Cloud native apps, by contrast, include such underlying infrastructure as part of their scope. Hardware and VMs are replaced by containers and managed through Dockerfiles stored in the source code’s repository;2 network configuration is specified in IaC files such as Terraform and Kubernetes configurations; and databases or similar supporting apps are provided as services in the cloud platform itself, and managed by the application team itself.
This change in the scope of the application is shown in Figure 1-2, using a somewhat arbitrary before-and-after view of pre-cloud and cloud native apps.
The security industry, unfortunately, hasn’t kept up with this market shift. In the vast majority of organizations, security teams still cling to their past methodologies. They continue to employ minimally changed practices, despite dramatic changes to those they help protect.

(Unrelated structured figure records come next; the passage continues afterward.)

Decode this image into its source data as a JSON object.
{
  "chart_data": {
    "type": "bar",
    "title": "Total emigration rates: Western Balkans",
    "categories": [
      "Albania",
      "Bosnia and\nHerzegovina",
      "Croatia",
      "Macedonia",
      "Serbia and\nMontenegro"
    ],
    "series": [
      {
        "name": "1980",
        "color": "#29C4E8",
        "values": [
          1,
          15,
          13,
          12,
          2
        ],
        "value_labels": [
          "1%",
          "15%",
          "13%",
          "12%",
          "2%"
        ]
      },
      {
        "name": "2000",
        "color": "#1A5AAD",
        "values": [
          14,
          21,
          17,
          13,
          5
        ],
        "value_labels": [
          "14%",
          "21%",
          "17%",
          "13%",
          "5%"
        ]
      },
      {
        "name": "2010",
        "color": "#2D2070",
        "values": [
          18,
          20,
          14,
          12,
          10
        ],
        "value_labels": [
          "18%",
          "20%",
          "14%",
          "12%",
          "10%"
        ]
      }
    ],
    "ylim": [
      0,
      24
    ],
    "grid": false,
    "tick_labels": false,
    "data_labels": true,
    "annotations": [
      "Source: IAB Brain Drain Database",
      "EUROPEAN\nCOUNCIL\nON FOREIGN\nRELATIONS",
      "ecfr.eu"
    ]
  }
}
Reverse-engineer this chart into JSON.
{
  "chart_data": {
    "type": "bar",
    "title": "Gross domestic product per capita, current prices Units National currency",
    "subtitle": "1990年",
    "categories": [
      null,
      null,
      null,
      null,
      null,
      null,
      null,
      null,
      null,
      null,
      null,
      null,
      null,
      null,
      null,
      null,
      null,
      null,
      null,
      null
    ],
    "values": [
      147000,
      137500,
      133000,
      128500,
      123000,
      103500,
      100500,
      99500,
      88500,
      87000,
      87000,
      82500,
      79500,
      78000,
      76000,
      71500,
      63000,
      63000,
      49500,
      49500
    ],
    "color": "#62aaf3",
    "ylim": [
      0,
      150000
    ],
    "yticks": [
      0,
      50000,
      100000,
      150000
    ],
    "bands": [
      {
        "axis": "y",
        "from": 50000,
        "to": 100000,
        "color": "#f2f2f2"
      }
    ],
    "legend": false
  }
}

Despite DevOps preaching end-to-end ownership by independent teams, security is typically owned by a separate team. At best, this split causes bottlenecks as application teams wait for a central team to assess an app or review findings. At worst, it leads to serious security flaws being overlooked because development teams lack tools and knowledge in security, and security teams lack knowledge of the app.
Infrastructure security continues to rely on the same IT-oriented practices, ignoring the fact that these layers became part of the broader cloud native application scope and are managed by developers. These practices again cause delays and security oversights, with neither development teams nor IT teams being set up to address the risk properly.
These approaches are doomed to failure because they go against the change the business strives to achieve.
Digital transformation is aptly named; it transforms organizations, changing their business trajectory to be technology focused, with the tools and practices required to succeed. This change is far reaching, affecting anything from org structures and business incentives to development methodologies and technology stacks.
Cloud native applications are designed to thrive in this new reality. They rely on independent teams, able to deliver customer value end to end. They use DevOps methodologies and cloud technologies to empower these teams to succeed. Unfortunately, security functions haven’t kept up with this change and are continuing to operate largely the same as before, making them ineffective and a burden on the business.
To secure cloud native applications successfully, security practices need to undergo a transformation that matches the one that development took on. We have to embrace a dev-first, Cloud Native Application Security approach and anchor our practices to this new organizational reality.
In the next two chapters, we’ll dive deeper into what dev-first security and Cloud Native Application Security mean, and how you can successfully implement them in your organization.
1 Containers are lightweight packaging of operating system and files, offering a type of virtual machine but smaller and lighter, allowing better agility and speed. IaC solutions are tools that define infrastructure in code or declarative files, often stored in repos as part of the app, and can automatically apply those definitions on an infra platform.
2 Dockerfile is the most common way to define what a container should hold. These are human editable files, typically managed as source code. Running a
build command on a Docker image creates a container image.